I have had a lot of panic over the years. Right now I seem to be in a state of being overwhelmed constantly for months, or years, Im not even sure when the last time I felt relaxed. I have not been able to get either under control. I go from the daily overwhelmed feeling, to full blown panic attack.
 
Hi Lolly Nice to meet you. I have felt panicky and stressed for years. The panic attacks had eased a bit though. But the panicky feeling never really went away. Then since my last trauma they came on stronger plus more panic attacks. Ativan has helped but now I'm on Clonazapam and its working pretty good. Abdominal breathing and mindfullness helps me too. Plus my therapy with my T and my psychiatrist is a tremendous help too. Welcome to the forum.
 
I have had a lot of panic over the years. Right now I seem to be in a state of being overwhelmed constantly for months, or years, Im not even sure when the last time I felt relaxed. I have not been able to get either under control. I go from the daily overwhelmed feeling, to full blown panic attack.

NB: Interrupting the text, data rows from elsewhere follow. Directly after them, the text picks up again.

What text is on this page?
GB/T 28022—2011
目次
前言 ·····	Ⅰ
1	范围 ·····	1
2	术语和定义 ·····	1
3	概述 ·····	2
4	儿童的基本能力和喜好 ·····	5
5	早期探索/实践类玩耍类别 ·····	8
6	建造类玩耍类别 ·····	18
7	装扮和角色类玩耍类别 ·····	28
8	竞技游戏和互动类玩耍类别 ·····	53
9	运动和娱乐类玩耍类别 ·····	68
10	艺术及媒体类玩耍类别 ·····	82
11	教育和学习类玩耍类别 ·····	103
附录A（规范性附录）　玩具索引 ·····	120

You've just described exactly how I feel. Sorry you're struggling with it too!! Take care!

Hi Lolly Nice to meet you. I have felt panicky and stressed for years. The panic attacks had eased a bit though. But the panicky feeling never really went away. Then since my last trauma they came on stronger plus more panic attacks. Ativan has helped but now I'm on Clonazapam and its working pretty good. Abdominal breathing and mindfullness helps me too. Plus my therapy with my T and my psychiatrist is a tremendous help too. Welcome to the forum.

Thank you! I think I need to have my therapist teach me mindfulness/belly breathing and perhaps get my GP to find me something to calm me down. I just don't sleep anymore. I'm on high-alert all the time. Lolly needs sleep! :) Take care!